UPDATED:April 5, 2017

Arizona Supreme Court Upholds Minimum Wage

On March 14, the Arizona Supreme Court rejected the challenge that several business aligned groups had brought against the new minimum wage increase. In our political discourse, words like “unconstitutional” are thrown around too much for the actual number of times that descriptor would be accurate. We here at Arizona Public Square want to dive into how a decision like this would be challenged as unconstitutional, and break down the arguments for and against the constitutionality of this proposition.

In 2016, voters approved Prop. 206 with 58 percent of the vote. This put Arizona on a path to reach a $12 an hour minimum wage by 2020. Right after the election, several business groups, including the Arizona Chamber of Commerce and the Tucson Hispanic Chamber of Commerce, filed against the proposition claiming that the law would violate the Arizona Constitution.

A note on process should be made here as to why this challenge ended up in State court instead of Federal court. The different business interests did not challenge the proposition on the grounds that it violated the U.S. Constitution. For the most part, minimum wage laws are thought to be consistent with the U.S. Constitution – ever since West Coast Hotel Co. Vs. Parrish, for those curious. However, the Arizona Constitution has several statutes regarding the passage of propositions, a feature not allowed in every state. Those who brought the suit argued that proposition 206 violated these statutes, which landed this case in State court.

It is interesting to see the distinction here between a political reason for a lawsuit and the legal reason for a lawsuit. All of the organizations that were part of the lawsuit against the proposition were groups that opposed the minimum wage proposition during the election. They all argued that a higher minimum wage would hurt private business and decrease employment rates. Right or wrong, neither of these arguments are present in their briefs to the Arizona Supreme Court. Instead, their arguments revolve around an argument that the new law might have violated a provision of how propositions are written. This case is a good example of common discrepancies between political and legal arguments against laws.

The challenge to the new minimum wage laws revolved around a provision in the Arizona Constitution called the revenue-source rule. This provision says that any proposition that would affect how the State spends its money or requires funding must pinpoint a source for this funding. In other words, a proposition that affects state funding must also stipulate from where the money is coming. Although this law would primarily affect private businesses, the groups suing argue that this proposition would also affect state spending. They argued that the increased amount that Arizona would have to pay to contractors, who themselves benefit from a minimum wage increase, would cost the State money. Arizona Central interviewed the head lawyer of those bringing the suit, who said, “The state already has seen a substantial increase, he said, spending $55 million more for services that contractors provide through the state’s Medicaid system. The agency that runs the system is seeking an additional $21 million for the next budget year to cover higher costs for contractors who have to comply with the new minimum-wage law.”

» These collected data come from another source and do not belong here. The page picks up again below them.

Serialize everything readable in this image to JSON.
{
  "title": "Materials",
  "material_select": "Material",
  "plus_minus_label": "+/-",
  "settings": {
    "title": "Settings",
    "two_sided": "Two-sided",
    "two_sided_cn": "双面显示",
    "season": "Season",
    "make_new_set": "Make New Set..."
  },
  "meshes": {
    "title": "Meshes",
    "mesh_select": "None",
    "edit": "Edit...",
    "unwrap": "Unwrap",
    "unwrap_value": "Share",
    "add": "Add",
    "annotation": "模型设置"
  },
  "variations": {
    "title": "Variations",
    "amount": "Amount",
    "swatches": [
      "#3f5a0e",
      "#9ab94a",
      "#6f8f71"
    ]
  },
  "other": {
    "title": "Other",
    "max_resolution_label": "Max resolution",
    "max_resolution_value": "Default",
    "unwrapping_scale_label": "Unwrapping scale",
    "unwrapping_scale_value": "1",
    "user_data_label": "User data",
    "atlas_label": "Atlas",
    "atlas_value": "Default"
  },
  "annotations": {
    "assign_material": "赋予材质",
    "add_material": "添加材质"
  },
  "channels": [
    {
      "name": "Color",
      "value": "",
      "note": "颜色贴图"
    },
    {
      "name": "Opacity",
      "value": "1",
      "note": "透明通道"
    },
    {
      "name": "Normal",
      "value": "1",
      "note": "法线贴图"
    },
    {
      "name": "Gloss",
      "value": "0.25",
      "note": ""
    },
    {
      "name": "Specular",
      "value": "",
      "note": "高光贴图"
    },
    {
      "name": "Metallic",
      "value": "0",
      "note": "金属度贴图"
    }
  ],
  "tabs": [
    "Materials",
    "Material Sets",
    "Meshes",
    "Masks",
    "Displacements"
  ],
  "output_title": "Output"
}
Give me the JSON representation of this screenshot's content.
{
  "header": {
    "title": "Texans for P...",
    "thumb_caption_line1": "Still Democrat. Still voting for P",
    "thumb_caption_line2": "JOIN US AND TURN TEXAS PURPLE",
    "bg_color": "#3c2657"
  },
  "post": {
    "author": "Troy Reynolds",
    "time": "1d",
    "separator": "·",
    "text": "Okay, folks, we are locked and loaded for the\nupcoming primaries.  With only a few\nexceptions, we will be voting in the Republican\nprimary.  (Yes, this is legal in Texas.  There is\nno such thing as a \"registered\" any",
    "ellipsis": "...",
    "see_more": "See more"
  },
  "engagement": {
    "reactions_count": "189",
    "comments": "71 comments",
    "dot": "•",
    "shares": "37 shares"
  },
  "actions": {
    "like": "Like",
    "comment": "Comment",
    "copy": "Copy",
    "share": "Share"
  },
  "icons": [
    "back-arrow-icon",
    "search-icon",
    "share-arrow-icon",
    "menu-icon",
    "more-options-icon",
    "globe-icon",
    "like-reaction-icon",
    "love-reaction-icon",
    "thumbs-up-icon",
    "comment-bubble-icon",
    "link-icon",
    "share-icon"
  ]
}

However, it seems that this argument has been unpersuasive to the courts. From usnews.com, “A Maricopa County Superior Court Judge came down on the side of Proposition 206 backers in December. Judge Daniel Kiley ruled that because it exempts the state itself from having to pay the higher wages and there’s no mandate that it pay its contractors more for work they do, there’s no requiring for a funding source.” The defenders of the law say; “If the argument that even indirect costs make a ballot measure unconstitutional prevails, [Lawyer for the proposition] Bales wondered how any future citizen initiative would be legal. After all, he said, most measures probably would trigger some cost, no matter how small.” As Attorney General Mark Brnovich – a state attorney who argued in defense of the proposition, said, “If you accept the logic of the plaintiffs, you would never have a state initiative again.”. “Anyone could always come up with some type of hypothetical where there would be an indirect or incidental cost to the state.” The proposition doesn’t stipulate that the state must cover the cost of increased wages for the contractors .

The defenders of the minimum wage propositions might have a point here. Any proposition that passes would at a minimum have certain administrative costs that while not prohibitive would have to be paid. If the proposition forced the state to cover the incidental cost of printing, for instance, this would trigger this revenue-source provision. The defenders of this bill would argue that this would be absurd. It is these arguments that seemed to persuade the Arizona Supreme Court.

These arguments had more sway with the Court, and the minimum wage law is here to stay. However, this case can be used to illustrate the difference between a political argument and a legal argument against a law. Especially how legal arguments can be used to achieve political objectives. In this case, that strategy didn’t work, much to the pleasure of the hundreds of thousands of workers who just got a raise.